In my experience, resellers across EMEA want to know how they can step up to take real and practical cloud service propositions to market but it can be pretty daunting to work out a strategy if they’re not sure how to deal with the Cloud in general. One thing’s for sure, they need to look at achieving high ROI in their local markets.

So… how do they do this? Here are a few tips:

  • Look at how to expand your product portfolio to include the most in-demand cloud solutions for your market to quickly develop technology expertise to drive business growth
  • Work with a well-known IT partner who has the necessary skills and who possesses local market knowledge to enable you to develop strong know-how in cloud services
  • Recognise that cloud is not dissimilar to other technologies in that customers need it to be positioned, evaluated, implemented and integrated into their IT environment. Also, feel assured that the channel can fulfil these key customer requirements very well

The roles of the channel:

To deduce what cloud strategy can work best for you and your customers’ needs, you can consider five roles. You should be aware you can fit into one or more of these roles and can take on different roles depending on your customer engagement.

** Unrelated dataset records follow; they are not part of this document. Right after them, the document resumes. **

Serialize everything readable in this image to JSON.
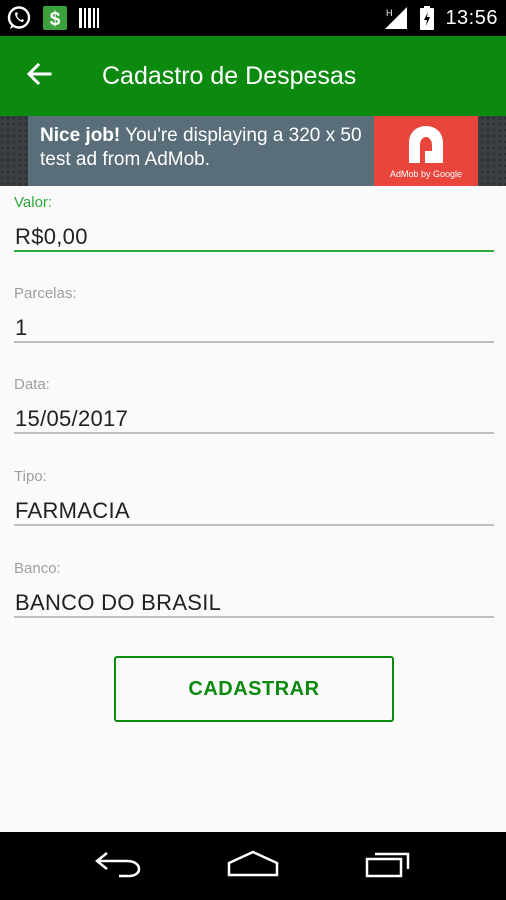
{
  "status_bar": {
    "time": "13:56",
    "icons": [
      "whatsapp-icon",
      "dollar-icon",
      "barcode-icon",
      "signal-icon",
      "battery-icon"
    ]
  },
  "app_bar": {
    "title": "Cadastro de Despesas",
    "back_icon": "arrow-back-icon",
    "color": "#0c8a0f"
  },
  "ad": {
    "bold_text": "Nice job!",
    "text": " You're displaying a 320 x 50 test ad from AdMob.",
    "logo_caption": "AdMob by Google"
  },
  "form": {
    "valor": {
      "label": "Valor:",
      "value": "R$0,00"
    },
    "parcelas": {
      "label": "Parcelas:",
      "value": "1"
    },
    "data": {
      "label": "Data:",
      "value": "15/05/2017"
    },
    "tipo": {
      "label": "Tipo:",
      "value": "FARMACIA"
    },
    "banco": {
      "label": "Banco:",
      "value": "BANCO DO BRASIL"
    },
    "accent_color": "#2eaa3a"
  },
  "submit": {
    "label": "CADASTRAR"
  },
  "nav_bar": {
    "icons": [
      "back-nav-icon",
      "home-nav-icon",
      "recents-nav-icon"
    ]
  }
}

  1. Cloud Advisors: If you help customers demystify and understand the Cloud and provide advice on key decisions, this is your role. If an IT manager is considering outsourcing some applications, you as the Advisor, are there to offer counsel on which functions to move to the Cloud, you outline the pros and cons and create the migration strategy as well as complete a risk versus reward analysis. Building customer trust and establishing early credibility is the key to being successful as a Cloud Advisor.
  2. Cloud Builders: If you build private Cloud infrastructures either on or off-premise for your customers, you fit into this category. You will deliver cloud solutions, often turn-key, designed and built for your individual customer’s requirements. If you’re a Cloud Builder reseller you don’t generally own or operate the resulting cloud solution.
  3. Cloud Providers: Your role is similar to that of a Cloud Builder – you create cloud infrastructures. Where you differ is that you’ll deploy this “as a Service” (XaaS) and will host it yourself, making it available to your customers. As a Provider, you need to take more of an advisory role. You help your customers understand business transformation and how to evaluate the financial and technical merits of an off-premise cloud solution.
  4. Cloud Resellers: Quite simply, you sell cloud services from another organisation or a supplier. You help your end user select the correct cloud service(s) and evaluate which solution out of your portfolio best suits an organisation’s needs. For this role, you require in-depth knowledge of your customers’ businesses, which can often be a challenge if you’re not working with the right partner to show customers how to implement the Cloud.
  5. Cloud Integrators: You construct ‘the glue’ between private and public clouds or between traditional IT and other cloud infrastructures. You help take away much of the complexity of cloud solutions by providing customers with fully integrated multi-dimensional solutions whilst incorporating the best of traditional IT and cloud.

The reality of Cloud Computing for the channel

Resellers can take on many roles. If we consider a traditional IT landscape today, you may have a private cloud being built on-premise (Cloud Builder role) which may also include some external cloud services from a 3rd party (Cloud Reseller role) and they’d be integrating those together (Cloud Integrator role). In that scenario the reseller would be fulfilling three of the aforementioned channel roles.

Start with defining your role

Using these categories to define your own role in the Cloud Computing phenomenon is a great place to begin. Working with an experienced partner can reassure you about what roles you can fulfil and more importantly, can ensure you’re getting the in-depth training you need to advise customers proficiently. This will enable you to help customers make more informed business decisions for today and tomorrow’s cloud requirements.